Distributed job execution in IVIS Framework
Název práce v češtině: | Distribuované vykonávání jobu v IVIS Framework |
---|---|
Název v anglickém jazyce: | Distributed job execution in IVIS Framework |
Klíčová slova: | distribuovaný výpočet|cloud|zpracování dat|javascript |
Klíčová slova anglicky: | distributed computing|cloud|data processing|javascript |
Akademický rok vypsání: | 2022/2023 |
Typ práce: | bakalářská práce |
Jazyk práce: | angličtina |
Ústav: | Katedra distribuovaných a spolehlivých systémů (32-KDSS) |
Vedoucí / školitel: | prof. RNDr. Tomáš Bureš, Ph.D. |
Řešitel: | skrytý - zadáno a potvrzeno stud. odd. |
Datum přihlášení: | 29.09.2022 |
Datum zadání: | 02.10.2022 |
Datum potvrzení stud. oddělením: | 23.11.2022 |
Datum a čas obhajoby: | 07.09.2023 09:00 |
Datum odevzdání elektronické podoby: | 14.07.2023 |
Datum odevzdání tištěné podoby: | 14.07.2023 |
Datum proběhlé obhajoby: | 07.09.2023 |
Oponenti: | Mgr. Vojtěch Horký, Ph.D. |
Zásady pro vypracování |
IVIS is a web-based framework for creating data analytics and visualization web applications. The framework allows complex data processing through the mechanism of tasks and jobs. A task is a collection of Python scripts and metadata that specifies the parameters of the scripts. A job is an instantiation of the task with a concrete set of parameters and input datasets and with the specification of triggers that govern when the job is executed.

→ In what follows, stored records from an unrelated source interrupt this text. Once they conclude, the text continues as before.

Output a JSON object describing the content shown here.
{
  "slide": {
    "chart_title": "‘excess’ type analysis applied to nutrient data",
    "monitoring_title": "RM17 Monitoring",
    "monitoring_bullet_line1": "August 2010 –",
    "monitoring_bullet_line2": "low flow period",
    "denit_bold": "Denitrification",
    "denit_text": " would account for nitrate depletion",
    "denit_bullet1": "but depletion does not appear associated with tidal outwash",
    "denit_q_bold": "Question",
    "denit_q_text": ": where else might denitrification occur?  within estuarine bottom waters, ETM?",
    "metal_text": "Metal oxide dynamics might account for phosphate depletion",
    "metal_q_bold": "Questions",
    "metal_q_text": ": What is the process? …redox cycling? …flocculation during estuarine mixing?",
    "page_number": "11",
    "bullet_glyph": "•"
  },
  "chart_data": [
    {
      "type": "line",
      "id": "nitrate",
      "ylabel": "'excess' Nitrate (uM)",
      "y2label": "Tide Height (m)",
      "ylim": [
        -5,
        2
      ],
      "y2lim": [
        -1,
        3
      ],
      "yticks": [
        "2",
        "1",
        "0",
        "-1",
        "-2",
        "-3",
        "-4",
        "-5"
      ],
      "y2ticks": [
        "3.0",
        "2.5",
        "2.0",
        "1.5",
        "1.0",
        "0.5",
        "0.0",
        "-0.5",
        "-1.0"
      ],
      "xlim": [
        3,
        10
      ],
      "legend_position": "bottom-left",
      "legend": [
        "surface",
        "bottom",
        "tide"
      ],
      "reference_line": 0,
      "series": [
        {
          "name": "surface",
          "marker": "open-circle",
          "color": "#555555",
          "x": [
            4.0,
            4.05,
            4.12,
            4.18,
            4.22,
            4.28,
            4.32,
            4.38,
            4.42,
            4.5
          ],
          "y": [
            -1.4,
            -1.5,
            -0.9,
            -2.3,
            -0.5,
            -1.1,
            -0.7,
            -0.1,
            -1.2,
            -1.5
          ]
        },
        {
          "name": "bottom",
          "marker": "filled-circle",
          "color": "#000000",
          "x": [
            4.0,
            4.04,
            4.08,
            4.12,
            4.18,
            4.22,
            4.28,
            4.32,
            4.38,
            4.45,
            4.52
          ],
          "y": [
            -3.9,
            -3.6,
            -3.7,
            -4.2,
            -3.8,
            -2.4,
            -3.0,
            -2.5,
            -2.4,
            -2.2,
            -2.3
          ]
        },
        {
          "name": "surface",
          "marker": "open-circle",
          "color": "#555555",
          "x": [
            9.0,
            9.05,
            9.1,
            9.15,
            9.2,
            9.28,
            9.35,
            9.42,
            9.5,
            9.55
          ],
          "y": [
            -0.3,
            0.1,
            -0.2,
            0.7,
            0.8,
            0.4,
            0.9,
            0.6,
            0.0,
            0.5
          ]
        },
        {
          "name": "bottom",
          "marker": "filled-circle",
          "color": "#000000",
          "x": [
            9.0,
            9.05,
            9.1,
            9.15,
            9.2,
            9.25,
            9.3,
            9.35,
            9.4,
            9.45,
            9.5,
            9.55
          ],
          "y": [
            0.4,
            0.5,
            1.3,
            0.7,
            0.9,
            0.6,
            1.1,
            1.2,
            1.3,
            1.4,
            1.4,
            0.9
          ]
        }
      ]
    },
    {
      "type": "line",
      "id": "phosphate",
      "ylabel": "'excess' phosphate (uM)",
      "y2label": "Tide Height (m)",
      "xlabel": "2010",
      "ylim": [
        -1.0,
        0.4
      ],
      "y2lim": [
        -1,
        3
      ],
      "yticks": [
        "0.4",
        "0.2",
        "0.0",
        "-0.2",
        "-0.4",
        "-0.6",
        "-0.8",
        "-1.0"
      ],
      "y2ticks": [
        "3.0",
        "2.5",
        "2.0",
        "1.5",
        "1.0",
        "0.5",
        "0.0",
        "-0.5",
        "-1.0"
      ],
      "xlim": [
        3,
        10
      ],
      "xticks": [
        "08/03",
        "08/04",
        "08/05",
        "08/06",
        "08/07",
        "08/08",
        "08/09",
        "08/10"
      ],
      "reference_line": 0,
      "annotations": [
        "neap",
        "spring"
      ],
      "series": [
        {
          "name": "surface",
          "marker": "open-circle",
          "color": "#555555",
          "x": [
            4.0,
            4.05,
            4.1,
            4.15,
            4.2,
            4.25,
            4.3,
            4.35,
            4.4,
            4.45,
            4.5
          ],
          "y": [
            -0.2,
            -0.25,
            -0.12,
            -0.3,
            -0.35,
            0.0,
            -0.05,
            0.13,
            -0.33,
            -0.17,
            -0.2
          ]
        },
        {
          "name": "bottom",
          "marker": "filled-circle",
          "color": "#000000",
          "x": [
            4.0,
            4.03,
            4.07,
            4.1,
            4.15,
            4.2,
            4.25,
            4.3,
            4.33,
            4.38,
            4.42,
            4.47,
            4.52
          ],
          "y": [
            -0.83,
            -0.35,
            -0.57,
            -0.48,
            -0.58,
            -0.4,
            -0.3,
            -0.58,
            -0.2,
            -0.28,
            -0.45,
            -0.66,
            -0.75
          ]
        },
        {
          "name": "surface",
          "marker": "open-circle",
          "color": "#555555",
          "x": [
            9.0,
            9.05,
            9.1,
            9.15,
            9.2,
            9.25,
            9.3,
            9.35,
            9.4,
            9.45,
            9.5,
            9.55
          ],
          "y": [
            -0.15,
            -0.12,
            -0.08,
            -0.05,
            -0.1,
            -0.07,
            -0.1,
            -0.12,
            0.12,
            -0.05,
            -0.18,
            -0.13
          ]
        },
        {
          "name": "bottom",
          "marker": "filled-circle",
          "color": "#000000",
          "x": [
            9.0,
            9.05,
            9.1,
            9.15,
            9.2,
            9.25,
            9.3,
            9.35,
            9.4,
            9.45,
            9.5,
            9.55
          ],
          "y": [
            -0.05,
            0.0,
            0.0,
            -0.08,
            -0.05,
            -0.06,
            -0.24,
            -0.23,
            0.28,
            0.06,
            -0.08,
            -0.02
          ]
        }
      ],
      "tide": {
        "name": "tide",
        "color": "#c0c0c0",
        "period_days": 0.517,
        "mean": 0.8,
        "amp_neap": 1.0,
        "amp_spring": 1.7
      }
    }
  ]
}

In its current form, the execution of a job may utilize only the host machine of the IVIS server. This fact manifests in almost every part of a job lifecycle implementation: from creation to scheduling and execution. This thesis aims to extend the task and job subsystems to allow for external computation resources (individual machines and machine pools) for job execution. The solution will require extending the IVIS-core server with 1. a way to add external executor nodes 2. a way to configure an executor node on a per-job basis 3. a way to securely communicate with the executor nodes over the internet 4. new logic for scheduling remotely-executing jobs While executing, a job utilizes the IVIS Python package to coordinate with the IVIS-core server. This includes the reception of input data, connection to a storage and indexing solution (currently Elasticsearch), and sending requests to the IVIS server to allow side effects such as creating derived datasets and storage of the state of the job. Because the data storage is centralized on the IVIS server host, remotely executing jobs will require a secure way to communicate with the IVIS server and the storage and indexing server (Elasticsearch). The solution should enable the user of the IVIS framework to run jobs on a particular machine (local or remote) as well as on a configured pool of automatically managed machines. The implementation aims to support local execution (the status quo), execution on a publicly-available machine, and execution using a pool backed by a local computing cluster or a commercial cloud service provider. The solution will be validated using an artificial set of tasks, jobs, and datasets. |
Seznam odborné literatury |
[1] https://github.com/smartarch/ivis-core |